Associations Between Length of Stay and Readmission

MAY 21, 2017
Dennis Bittner, PhD
John Goethe, MD, director of the Burlingame Center for Psychiatric Research and Education at the Institute of Living, Hartford, CT, presented data at the Annual Meeting of the American Psychiatric Association (APA) in San Diego demonstrating associations between length of stay (LOS) and readmission (RA).
In describing the motivation for the study, Goethe said, “These widely used metrics in healthcare have been associated in psychiatric studies with cost of care and clinical outcome. However, most previous studies have investigated these associations using only a single time metric, such as RA within 1 month or 1 year after discharge.”
Goethe continued, “Because such associations may be found at one time interval but not another, we assessed associations between LOS and time to RA at 4 different intervals. Similarly, because these associations can vary by diagnosis, we also examined associations for each of 4 diagnoses as well as for the sample as a whole.” These diagnoses comprised major depressive disorder (MDD), schizophrenia (SZ), schizoaffective disorder (SA), and bipolar disorder (BD).
The sample used in the study was more than 7500 inpatients aged 18 to 64 years with 1 of the 4 diagnoses who were discharged from the Burlingame Center over a 5-year period (2010 to 2015). Over half had MDD, about one-fourth had BD, with roughly 15% having SA and 10% having SZ.

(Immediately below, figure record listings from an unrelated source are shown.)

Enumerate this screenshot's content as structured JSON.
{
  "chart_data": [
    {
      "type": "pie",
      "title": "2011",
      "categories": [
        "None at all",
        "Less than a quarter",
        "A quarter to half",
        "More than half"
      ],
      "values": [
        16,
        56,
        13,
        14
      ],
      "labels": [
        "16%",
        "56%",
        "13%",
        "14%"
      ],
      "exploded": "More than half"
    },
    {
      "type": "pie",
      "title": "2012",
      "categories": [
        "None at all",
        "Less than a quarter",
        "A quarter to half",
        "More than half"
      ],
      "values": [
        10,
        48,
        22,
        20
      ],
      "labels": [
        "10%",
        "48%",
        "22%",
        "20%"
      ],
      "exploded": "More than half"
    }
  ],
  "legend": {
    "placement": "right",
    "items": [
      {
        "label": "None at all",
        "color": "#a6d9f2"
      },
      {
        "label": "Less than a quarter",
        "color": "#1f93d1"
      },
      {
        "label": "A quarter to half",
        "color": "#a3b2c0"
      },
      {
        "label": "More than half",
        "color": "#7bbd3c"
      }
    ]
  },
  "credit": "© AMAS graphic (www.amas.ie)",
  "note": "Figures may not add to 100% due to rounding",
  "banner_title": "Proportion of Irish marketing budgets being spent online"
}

Associations between the risk of RA within 15, 30, 90, and 180 days and LOS were each determined by logistic regression analysis. The lower quartile of LOS (4 days) was also compared with both the upper quartile (10 days) as well as the middle 2 quartiles (5 to 9 days).
The mean LOS was 8 ± 7.5 days in the sample overall, but diagnosis-specific LOS varied significantly, with the mean LOS for SZ significantly greater than for SA (12.14 days vs 10.94 days), BP (7.91 days), or MDD (6.96 days). An LOS of 4 days compared with a 10-day LOS was associated with increased risk of RA for all intervals in SZ.
However, there was a decreased RA risk in MDD in the similar comparison. LOS was also associated with RA in SA, but only for the 180-day interval. There were no significant associations between LOS and RA in BD.
Goethe said, “Comparisons of an LOS of four days with LOS of 5 to 9 days gave results similar to those of SZ where an increased risk of RA was seen for all intervals. However, this association was only significant in MDD at 180 days and was not significant in SA or BD within any time interval.”
Regarding the design of the study, he said, “Few studies have considered that variations in time-based metrics may alter the results in research about the associations between LOS and RA.”
In concluding his remarks, Goethe said, “The highest RA risk in SZ was associated with an LOS of just 4 days, suggesting that longer a LOS may provide greater stability to the patient. Conversely, the fact that an LOS of 4 days in BD was associated with a 40% lower RA risk suggests that there may be a subset of MDD patients for whom very brief hospitalization is sufficient, perhaps due to lower illness severity or lower risk of recurrence. Unexpected was that there were no similar associations found in SA and SZ or that there were no significant LOS-RA associations seen in BP. Further study will be needed to clarify the situation.”